裏・ポルシェ911の誘惑
ひらけ!勝鬨橋 ♪♪♪♪
老人ホームを舞台にしたユーモア・ミステリー。他の作品とのクロスオーバーは無いようである。

 千葉県のO老人ホーム「竹の子寮」の住人たちが作るゲートボールチーム「青い稲妻」。ルールすらよく覚えていない弱小チームの彼らは、ボランティアの翔子ちゃんにも見放されてしまった。一念発起して基礎練習からやり直す「青い稲妻」だったが、ある日突然地上げ屋たちが訪れ、「ホームを出てゆけ」と言う。

 エンタテインメント味あふれる、なんとも面白い作品。タイトルを見ても粗筋を見てもそんな雰囲気は伝わってこないのですが、実は島田荘司の自動車趣味が遺憾なく発揮されています。

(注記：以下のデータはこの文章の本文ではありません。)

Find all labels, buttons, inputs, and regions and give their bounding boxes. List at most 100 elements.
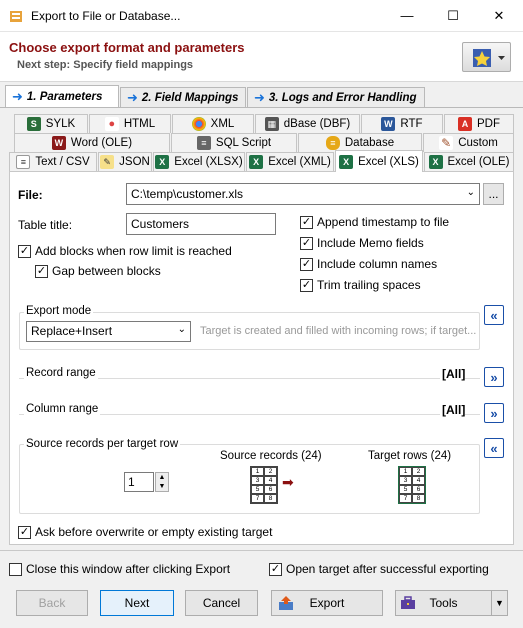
tab-label: Excel (XLS) (358, 155, 419, 168)
tab-label: Excel (XLSX) (174, 156, 243, 168)
page-title: Choose export format and parameters (9, 40, 245, 55)
tab-excel-xlsx[interactable]: X Excel (XLSX) (153, 152, 245, 171)
record-range-label: Record range (24, 367, 98, 379)
tab-html[interactable]: ● HTML (89, 114, 171, 133)
excel-icon: X (249, 155, 264, 169)
ask-overwrite-label: Ask before overwrite or empty existing t… (35, 525, 273, 539)
page-subtitle: Next step: Specify field mappings (17, 59, 194, 71)
tab-sql-script[interactable]: ≡ SQL Script (171, 133, 297, 152)
tab-logs-error-handling[interactable]: ➜ 3. Logs and Error Handling (247, 87, 425, 107)
dbase-icon: ▦ (264, 117, 279, 131)
json-icon: ✎ (100, 155, 115, 169)
tab-label: 1. Parameters (26, 90, 103, 103)
title-bar: Export to File or Database... — ☐ ✕ (0, 0, 523, 32)
export-icon (278, 595, 294, 614)
tab-dbase[interactable]: ▦ dBase (DBF) (255, 114, 360, 133)
tools-button[interactable]: Tools (395, 590, 492, 616)
excel-icon: X (428, 155, 443, 169)
tab-excel-xls[interactable]: X Excel (XLS) (335, 150, 423, 172)
collapse-export-mode-icon[interactable]: « (484, 305, 504, 325)
footer-divider (0, 550, 523, 551)
back-button[interactable]: Back (16, 590, 88, 616)
file-path-combo[interactable]: C:\temp\customer.xls ⌄ (126, 183, 480, 205)
close-button[interactable]: ✕ (476, 0, 522, 31)
source-records-grid: 12 34 56 78 (250, 466, 278, 504)
tab-label: Text / CSV (35, 156, 90, 168)
append-timestamp-checkbox[interactable]: ✓ (300, 216, 313, 229)
gap-between-label: Gap between blocks (52, 264, 161, 278)
record-range-value: [All] (440, 367, 466, 381)
table-title-input[interactable]: Customers (126, 213, 276, 235)
export-mode-select[interactable]: Replace+Insert ⌄ (26, 321, 191, 342)
source-per-target-input[interactable]: 1 (124, 472, 154, 492)
arrow-right-icon: ➜ (127, 89, 138, 105)
tab-field-mappings[interactable]: ➜ 2. Field Mappings (120, 87, 246, 107)
tab-label: Word (OLE) (70, 137, 133, 149)
target-rows-grid: 12 34 56 78 (398, 466, 426, 504)
tab-excel-xml[interactable]: X Excel (XML) (246, 152, 334, 171)
next-button[interactable]: Next (100, 590, 174, 616)
include-memo-checkbox[interactable]: ✓ (300, 237, 313, 250)
window-title: Export to File or Database... (31, 9, 181, 23)
tab-label: Custom (458, 137, 498, 149)
open-target-checkbox[interactable]: ✓ (269, 563, 282, 576)
tab-label: 2. Field Mappings (141, 91, 239, 104)
cancel-button[interactable]: Cancel (185, 590, 258, 616)
tab-label: dBase (DBF) (283, 118, 351, 130)
toolbox-icon (400, 595, 416, 614)
tab-label: 3. Logs and Error Handling (268, 91, 417, 104)
expand-column-range-icon[interactable]: » (484, 403, 504, 423)
tab-custom[interactable]: ✎ Custom (423, 133, 514, 152)
word-icon: W (51, 136, 66, 150)
maximize-button[interactable]: ☐ (430, 0, 476, 31)
custom-icon: ✎ (439, 136, 454, 150)
trim-spaces-checkbox[interactable]: ✓ (300, 279, 313, 292)
tab-xml[interactable]: XML (172, 114, 254, 133)
tools-dropdown-icon[interactable]: ▼ (491, 590, 508, 616)
sylk-icon: S (26, 117, 41, 131)
tab-excel-ole[interactable]: X Excel (OLE) (424, 152, 514, 171)
export-mode-label: Export mode (24, 305, 94, 317)
collapse-source-per-target-icon[interactable]: « (484, 438, 504, 458)
column-range-value: [All] (440, 403, 466, 417)
tab-json[interactable]: ✎ JSON (98, 152, 152, 171)
close-window-label: Close this window after clicking Export (26, 562, 231, 576)
tab-word-ole[interactable]: W Word (OLE) (14, 133, 170, 152)
expand-record-range-icon[interactable]: » (484, 367, 504, 387)
database-icon: ≡ (325, 136, 340, 150)
export-mode-value: Replace+Insert (31, 324, 113, 338)
tab-label: RTF (400, 118, 423, 130)
tab-divider (0, 107, 523, 108)
add-blocks-checkbox[interactable]: ✓ (18, 245, 31, 258)
spinner-stepper[interactable]: ▲ ▼ (155, 472, 169, 492)
ask-overwrite-checkbox[interactable]: ✓ (18, 526, 31, 539)
export-button[interactable]: Export (271, 590, 383, 616)
tab-label: Excel (XML) (268, 156, 331, 168)
append-timestamp-label: Append timestamp to file (317, 215, 450, 229)
trim-spaces-label: Trim trailing spaces (317, 278, 421, 292)
close-window-checkbox[interactable] (9, 563, 22, 576)
tab-label: Database (344, 137, 395, 149)
pdf-icon: A (458, 117, 472, 131)
tab-rtf[interactable]: W RTF (361, 114, 443, 133)
tab-label: PDF (477, 118, 500, 130)
star-icon (473, 49, 505, 67)
tab-label: XML (210, 118, 235, 130)
minimize-button[interactable]: — (384, 0, 430, 31)
tab-label: HTML (123, 118, 156, 130)
gap-between-checkbox[interactable]: ✓ (35, 265, 48, 278)
source-per-target-label: Source records per target row (24, 438, 181, 450)
app-icon (9, 9, 23, 23)
include-colnames-checkbox[interactable]: ✓ (300, 258, 313, 271)
tab-label: SYLK (45, 118, 76, 130)
html-icon: ● (104, 117, 119, 131)
tab-pdf[interactable]: A PDF (444, 114, 514, 133)
chevron-down-icon: ⌄ (466, 187, 475, 198)
tab-parameters[interactable]: ➜ 1. Parameters (5, 85, 119, 107)
include-memo-label: Include Memo fields (317, 236, 424, 250)
include-colnames-label: Include column names (317, 257, 438, 271)
tab-sylk[interactable]: S SYLK (14, 114, 88, 133)
browse-button[interactable]: ... (483, 183, 504, 205)
favorites-button[interactable] (462, 42, 511, 72)
tab-text-csv[interactable]: ≡ Text / CSV (9, 152, 97, 171)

 他のところでも書いたように、島田荘司のユーモア小説はクドい。そして、この作品も実にクドい。いや、二回続けて言ってもいい。クドクドしい。そもそも老人を扱った作品なので、そりゃ酷いんでないか、というくらい老人をこき下ろして笑いのネタにしてしまっています。
 しかしこの「小説内老人イジメ」(?)も、実は後半部分への布石。前半部分の意地悪い描写で、登場人物も読者も閉塞状態になってしまっているからこそ、後半の爽快さが効いてきます。後半の、ポルシェ911を軸にした、悪ノリというくらいノリにノった描写の迫力といったらもう凄まじいものがあります。島田氏、本当にポルシェが好きなんだな、と思いますね。
 作品の中盤ではゲートボールの試合が行われるのですが、これも見もの。多分、世界一緊張感の溢れたゲートボール描写でしょう。作品全体がそんな具合で、エンタテインメント色が強く、大変楽しめます。社会的なメッセージは弱いですが、その分「元気でやろうよ」と、ひとりひとりの心に訴えかけてくる作品です。